Posted by Markus Jelsma <ma...@buyways.nl>.
Time Less said:
> I am looking at CouchDB as a possible database for a future feature in
> Firefox. However, I'm having trouble locating a good document for
> architecture and to answer questions about (for example) how node
> failure is handled. Of course I also have questions about data storage,
> backups, recovery, etc.
>
> This writeup seems Quite Good:
> http://damienkatz.net/2005/04/couchdb_archite.html but appears to've
> been written five years ago. Are all those design decisions still
> relevent? Were all those features actually implemented?
>
> At the highest level: Suppose I want to set up a database cluster.
> Suppose I want to distribute the data across many nodes (but not all of
> them, in order to scale my writes). Do I need Lounge if I want CouchDB
> to help me solve this problem? If so, is there a good document about how
> it deals with node failure, node additions, node subtractions? Is this a
> proper forum for asking questions about Lounge?

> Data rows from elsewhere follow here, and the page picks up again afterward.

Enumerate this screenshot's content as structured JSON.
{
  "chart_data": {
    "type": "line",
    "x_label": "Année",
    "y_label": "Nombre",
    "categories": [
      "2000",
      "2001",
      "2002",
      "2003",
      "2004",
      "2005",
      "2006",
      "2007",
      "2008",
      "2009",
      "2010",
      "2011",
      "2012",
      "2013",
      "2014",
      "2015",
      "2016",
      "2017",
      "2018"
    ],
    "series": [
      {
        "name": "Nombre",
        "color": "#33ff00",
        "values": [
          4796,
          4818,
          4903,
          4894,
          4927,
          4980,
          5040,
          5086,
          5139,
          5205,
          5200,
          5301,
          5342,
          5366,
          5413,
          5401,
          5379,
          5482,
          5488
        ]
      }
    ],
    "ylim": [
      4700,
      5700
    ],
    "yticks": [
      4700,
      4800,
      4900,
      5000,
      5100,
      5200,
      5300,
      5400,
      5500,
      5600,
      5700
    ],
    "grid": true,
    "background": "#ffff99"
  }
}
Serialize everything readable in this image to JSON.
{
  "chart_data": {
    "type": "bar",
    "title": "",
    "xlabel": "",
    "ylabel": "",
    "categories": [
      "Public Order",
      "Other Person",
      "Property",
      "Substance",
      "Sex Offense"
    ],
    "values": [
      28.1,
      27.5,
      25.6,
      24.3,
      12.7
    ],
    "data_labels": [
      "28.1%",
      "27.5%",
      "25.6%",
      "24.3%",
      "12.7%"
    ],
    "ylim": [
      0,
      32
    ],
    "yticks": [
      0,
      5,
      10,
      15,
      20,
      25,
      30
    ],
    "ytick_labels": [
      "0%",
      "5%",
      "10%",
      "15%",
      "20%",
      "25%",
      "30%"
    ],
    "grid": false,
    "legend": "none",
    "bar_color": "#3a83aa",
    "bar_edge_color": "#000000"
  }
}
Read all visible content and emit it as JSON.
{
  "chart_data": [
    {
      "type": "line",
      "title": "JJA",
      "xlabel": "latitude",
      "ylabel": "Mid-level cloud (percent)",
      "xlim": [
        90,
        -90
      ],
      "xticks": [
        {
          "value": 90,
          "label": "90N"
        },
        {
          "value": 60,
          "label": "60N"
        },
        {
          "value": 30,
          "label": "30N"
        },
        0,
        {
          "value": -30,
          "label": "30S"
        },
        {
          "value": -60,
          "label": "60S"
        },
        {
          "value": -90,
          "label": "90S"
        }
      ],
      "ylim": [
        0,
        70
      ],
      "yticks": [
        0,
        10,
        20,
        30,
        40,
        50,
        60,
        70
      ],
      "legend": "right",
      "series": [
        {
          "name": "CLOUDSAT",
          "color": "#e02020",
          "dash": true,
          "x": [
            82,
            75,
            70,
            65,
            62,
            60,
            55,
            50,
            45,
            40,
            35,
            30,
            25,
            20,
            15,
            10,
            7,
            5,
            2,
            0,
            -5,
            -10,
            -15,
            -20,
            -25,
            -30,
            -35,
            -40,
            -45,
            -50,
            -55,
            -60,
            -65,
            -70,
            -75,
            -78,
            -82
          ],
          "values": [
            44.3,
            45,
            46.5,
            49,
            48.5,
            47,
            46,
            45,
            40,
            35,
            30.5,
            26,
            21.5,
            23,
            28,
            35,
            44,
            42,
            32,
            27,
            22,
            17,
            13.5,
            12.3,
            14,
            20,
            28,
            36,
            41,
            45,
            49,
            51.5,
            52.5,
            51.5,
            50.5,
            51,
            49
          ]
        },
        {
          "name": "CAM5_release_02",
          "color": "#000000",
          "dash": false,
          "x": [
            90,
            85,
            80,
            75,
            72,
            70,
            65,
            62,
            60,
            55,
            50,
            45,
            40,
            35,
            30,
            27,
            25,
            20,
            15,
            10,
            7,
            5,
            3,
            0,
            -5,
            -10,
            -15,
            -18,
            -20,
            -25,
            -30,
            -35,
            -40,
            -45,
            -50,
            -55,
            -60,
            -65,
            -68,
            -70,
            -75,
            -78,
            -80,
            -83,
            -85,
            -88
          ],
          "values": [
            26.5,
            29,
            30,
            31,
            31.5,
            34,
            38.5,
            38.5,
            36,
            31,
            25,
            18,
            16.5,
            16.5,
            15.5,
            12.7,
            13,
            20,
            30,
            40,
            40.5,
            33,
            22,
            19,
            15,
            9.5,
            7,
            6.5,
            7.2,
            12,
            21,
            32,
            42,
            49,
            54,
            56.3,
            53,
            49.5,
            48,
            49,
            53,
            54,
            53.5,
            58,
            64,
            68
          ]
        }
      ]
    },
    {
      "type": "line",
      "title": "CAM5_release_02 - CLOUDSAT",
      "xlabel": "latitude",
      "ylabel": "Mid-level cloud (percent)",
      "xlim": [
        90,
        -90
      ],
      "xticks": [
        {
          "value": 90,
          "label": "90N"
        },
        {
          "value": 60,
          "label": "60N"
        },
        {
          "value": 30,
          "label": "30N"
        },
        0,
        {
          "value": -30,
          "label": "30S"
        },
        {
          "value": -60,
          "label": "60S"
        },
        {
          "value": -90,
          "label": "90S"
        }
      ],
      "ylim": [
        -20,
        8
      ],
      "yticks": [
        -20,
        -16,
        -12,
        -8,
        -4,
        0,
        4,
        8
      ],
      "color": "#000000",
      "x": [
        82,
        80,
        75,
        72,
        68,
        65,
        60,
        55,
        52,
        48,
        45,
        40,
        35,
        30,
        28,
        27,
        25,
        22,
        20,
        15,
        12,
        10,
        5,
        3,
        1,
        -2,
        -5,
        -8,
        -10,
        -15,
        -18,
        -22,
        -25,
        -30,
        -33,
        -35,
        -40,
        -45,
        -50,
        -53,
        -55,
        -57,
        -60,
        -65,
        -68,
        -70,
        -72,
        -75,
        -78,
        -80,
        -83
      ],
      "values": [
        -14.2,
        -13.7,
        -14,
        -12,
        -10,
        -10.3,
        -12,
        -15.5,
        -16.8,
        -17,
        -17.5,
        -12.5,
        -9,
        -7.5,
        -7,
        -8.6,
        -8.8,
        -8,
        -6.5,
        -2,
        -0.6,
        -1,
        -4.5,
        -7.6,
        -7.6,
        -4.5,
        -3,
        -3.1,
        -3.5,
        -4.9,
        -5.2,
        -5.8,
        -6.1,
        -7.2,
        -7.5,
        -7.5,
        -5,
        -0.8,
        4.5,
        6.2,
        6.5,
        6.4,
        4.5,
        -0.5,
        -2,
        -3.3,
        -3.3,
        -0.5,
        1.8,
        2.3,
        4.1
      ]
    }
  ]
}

At this moment you would need lounge indeed. Unfortunately, there isn't
really good documentation on how it actually works and why it works like
that. There is, however, documentation on how to install the several
components.

At this moment, documentation is still spread between the github and
google code. Perhaps now would be a good moment to invest some additional
time and add documentation which i'd prefer to put on CouchDB's own wiki
instead, but i'm unsure if the contributers will be very happy with that.

At least, it works quite well and you can ask about it on this
mailinglist, there is no other public place to discuss at this moment.

>
> Thanks in advance for infos and pointers!